One operation created a dam in his mouth to prevent him from drooling.
To match the skin tones on his face, doctors made new skin on his shoulder. They placed an expander – a sack of saline to force the skin to stretch – under the skin of his left shoulder. Then they cut a flap of skin loose from his back and literally flipped it, like a door on a hinge, to his chin and neck.
Flaps of skin from the sides of his nose re-created a bottom lip.
Burgoon grew a mustache peppered with gray. His jaw juts forward as a thick, bulbous mass, and dents on the side of his jaw accentuate the missing bone.
His sister understands most of what he says, and Burgoon said that if he didn’t talk so fast, almost anyone could understand.
“I have to slow down and enunciate, but it’s hard for me because I’m always on the go,” he said.
As his boss had said, a job was waiting for Burgoon when he was ready to return.
Burgoon walks across the cracked asphalt of Albany Truck Parts at a clip, leaning forward as if bracing a strong wind. He wears black jeans, a maroon shirt with his company’s logo, and a baseball hat from Texas.
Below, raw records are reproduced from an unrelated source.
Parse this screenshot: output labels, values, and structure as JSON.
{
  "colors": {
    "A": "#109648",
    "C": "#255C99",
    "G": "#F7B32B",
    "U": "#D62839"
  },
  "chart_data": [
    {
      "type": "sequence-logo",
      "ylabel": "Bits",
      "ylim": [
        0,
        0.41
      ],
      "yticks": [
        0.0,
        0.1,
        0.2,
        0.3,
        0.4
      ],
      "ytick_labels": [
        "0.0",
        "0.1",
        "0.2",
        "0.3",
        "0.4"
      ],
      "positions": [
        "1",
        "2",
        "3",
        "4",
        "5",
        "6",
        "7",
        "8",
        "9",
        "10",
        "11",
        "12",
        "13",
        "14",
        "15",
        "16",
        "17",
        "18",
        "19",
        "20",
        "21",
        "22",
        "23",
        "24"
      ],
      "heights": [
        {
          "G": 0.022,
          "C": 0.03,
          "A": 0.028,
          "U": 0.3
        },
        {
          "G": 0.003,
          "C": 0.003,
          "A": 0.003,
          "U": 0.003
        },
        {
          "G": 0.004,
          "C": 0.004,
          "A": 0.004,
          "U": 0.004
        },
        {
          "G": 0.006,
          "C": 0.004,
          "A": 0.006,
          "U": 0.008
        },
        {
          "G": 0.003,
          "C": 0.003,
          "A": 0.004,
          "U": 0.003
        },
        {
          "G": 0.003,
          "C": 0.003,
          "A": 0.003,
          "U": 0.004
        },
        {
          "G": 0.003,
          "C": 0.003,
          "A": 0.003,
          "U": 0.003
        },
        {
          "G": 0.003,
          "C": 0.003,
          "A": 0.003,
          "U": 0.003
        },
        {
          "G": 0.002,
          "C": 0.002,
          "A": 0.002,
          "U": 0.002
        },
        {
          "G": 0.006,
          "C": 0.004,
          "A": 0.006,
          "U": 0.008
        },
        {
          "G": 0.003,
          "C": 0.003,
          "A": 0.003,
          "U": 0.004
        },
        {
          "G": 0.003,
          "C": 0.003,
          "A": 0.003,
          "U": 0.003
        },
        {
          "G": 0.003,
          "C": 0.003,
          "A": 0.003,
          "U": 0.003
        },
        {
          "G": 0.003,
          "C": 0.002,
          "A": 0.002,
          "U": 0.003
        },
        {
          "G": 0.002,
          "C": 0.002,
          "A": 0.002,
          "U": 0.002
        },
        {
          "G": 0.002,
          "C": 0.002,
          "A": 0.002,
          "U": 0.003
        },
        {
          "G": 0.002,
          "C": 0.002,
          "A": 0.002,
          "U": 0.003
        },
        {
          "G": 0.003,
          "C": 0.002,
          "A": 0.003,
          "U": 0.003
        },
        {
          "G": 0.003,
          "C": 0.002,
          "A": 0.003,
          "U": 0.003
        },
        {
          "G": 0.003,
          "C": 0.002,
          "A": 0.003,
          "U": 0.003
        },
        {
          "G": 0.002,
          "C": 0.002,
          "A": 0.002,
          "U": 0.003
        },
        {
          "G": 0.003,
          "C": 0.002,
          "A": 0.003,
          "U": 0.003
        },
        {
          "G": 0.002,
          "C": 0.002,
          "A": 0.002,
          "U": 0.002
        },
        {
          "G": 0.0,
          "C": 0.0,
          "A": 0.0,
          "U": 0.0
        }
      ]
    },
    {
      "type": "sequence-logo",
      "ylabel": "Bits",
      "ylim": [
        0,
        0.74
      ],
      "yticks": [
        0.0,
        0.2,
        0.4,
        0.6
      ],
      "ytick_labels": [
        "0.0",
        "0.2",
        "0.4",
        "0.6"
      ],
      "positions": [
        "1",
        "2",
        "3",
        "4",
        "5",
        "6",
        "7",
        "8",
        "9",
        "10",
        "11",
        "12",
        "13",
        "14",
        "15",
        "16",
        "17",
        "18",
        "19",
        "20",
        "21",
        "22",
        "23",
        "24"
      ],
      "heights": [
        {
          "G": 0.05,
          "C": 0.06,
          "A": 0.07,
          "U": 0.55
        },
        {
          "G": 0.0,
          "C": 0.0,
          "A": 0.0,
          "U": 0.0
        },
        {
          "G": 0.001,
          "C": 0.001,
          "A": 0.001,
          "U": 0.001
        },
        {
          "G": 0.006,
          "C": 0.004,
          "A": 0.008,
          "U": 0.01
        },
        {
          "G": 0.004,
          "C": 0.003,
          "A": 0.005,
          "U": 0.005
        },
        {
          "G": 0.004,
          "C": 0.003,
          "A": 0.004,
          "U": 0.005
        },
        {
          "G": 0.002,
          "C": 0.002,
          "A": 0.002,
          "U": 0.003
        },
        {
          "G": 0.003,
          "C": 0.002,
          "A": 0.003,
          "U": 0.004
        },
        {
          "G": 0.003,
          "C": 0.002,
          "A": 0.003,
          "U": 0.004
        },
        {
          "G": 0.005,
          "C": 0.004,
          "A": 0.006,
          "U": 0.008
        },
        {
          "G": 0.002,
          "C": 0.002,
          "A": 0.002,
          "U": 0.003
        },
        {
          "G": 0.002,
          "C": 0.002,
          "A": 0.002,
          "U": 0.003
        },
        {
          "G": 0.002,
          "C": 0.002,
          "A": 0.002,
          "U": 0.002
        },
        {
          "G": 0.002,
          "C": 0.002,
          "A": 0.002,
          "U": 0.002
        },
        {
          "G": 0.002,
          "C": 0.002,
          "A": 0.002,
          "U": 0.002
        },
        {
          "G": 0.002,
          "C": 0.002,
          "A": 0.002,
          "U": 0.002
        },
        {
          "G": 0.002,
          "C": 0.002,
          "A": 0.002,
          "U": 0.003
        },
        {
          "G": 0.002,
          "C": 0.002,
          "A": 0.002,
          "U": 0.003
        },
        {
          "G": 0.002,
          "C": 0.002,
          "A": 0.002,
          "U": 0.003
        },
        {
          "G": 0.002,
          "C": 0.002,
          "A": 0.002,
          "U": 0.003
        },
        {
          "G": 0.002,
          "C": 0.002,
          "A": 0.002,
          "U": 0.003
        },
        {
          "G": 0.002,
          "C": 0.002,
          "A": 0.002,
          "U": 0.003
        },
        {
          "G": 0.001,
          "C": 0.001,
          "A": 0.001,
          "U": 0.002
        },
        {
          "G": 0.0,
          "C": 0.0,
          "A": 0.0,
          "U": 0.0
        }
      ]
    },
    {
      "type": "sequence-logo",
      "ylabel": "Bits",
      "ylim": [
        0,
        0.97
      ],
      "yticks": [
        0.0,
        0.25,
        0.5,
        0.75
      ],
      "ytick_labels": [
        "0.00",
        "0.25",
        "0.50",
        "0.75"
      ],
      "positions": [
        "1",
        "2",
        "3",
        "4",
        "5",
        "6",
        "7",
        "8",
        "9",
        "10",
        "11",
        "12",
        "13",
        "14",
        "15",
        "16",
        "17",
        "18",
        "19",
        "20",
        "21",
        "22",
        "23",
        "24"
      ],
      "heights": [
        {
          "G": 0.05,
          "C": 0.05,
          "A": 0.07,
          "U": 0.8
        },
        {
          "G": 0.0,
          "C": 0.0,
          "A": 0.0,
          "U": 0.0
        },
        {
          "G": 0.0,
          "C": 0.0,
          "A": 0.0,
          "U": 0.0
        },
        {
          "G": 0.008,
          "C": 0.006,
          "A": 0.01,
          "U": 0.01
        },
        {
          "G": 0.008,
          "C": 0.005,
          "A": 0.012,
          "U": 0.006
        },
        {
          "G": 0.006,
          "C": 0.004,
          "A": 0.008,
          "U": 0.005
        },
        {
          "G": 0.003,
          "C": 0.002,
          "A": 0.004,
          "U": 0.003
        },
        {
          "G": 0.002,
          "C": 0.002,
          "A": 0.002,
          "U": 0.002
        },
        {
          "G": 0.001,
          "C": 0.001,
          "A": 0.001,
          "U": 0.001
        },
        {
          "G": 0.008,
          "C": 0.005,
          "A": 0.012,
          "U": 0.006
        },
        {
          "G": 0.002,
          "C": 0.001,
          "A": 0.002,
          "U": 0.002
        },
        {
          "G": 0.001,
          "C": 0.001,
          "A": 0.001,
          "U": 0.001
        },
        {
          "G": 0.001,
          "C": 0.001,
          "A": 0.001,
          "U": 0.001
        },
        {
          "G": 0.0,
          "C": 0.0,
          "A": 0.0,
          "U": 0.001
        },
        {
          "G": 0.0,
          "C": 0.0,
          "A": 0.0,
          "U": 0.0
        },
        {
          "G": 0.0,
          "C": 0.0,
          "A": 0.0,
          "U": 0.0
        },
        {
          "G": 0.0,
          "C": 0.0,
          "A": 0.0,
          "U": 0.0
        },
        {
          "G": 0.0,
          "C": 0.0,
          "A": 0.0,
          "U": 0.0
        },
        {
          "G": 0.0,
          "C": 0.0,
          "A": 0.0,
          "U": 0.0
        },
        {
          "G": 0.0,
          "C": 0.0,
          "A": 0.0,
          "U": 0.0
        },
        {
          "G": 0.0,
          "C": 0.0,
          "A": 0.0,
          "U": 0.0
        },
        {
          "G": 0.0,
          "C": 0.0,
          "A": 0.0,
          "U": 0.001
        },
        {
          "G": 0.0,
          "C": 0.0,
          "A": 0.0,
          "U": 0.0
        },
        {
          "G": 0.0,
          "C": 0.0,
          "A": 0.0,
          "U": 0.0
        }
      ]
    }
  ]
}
The company carved out an office among the metal shelves and created a new position. Burgoon still tracks the 16,000 truck parts, but the new job limits his interaction with customers.
“This is his career,” said Tom Marquit, director of product support at the company. “He treats this like it’s his own little business. He works Saturdays. He works late. He has a different work ethic than most.”
Marquit wishes he could bottle Burgoon’s spirit.
“You’d love to think that you’d have the same strength, that you could handle it like he handled it,” he said. “He’s probably one of the strongest guys I’ve ever known.”
Burgoon went to his son’s graduation from the University of Texas in May. Matthew, who was in ROTC, earned an engineering degree and was commissioned into the Army as a second lieutenant.
“Now that he’s graduated, I want to see more,” he said.
Burgoon still plays golf and bowls, but his stomach tube keeps him from going out for dinner and drinks with friends.
“Working, believe it or not, is the best thing for me now,” he said. “I just cannot envision spending the rest of my life just sitting around, living off of Social Security, which I could have easily done.”
No, life is too precious for that, he said.
“I came up with a motto a while back which says it all, and it goes: `Today could be the last day of the rest of my life.’ So, I live day to day and enjoy everything that comes my way.”
And, if he has to, he’s ready to fight for it.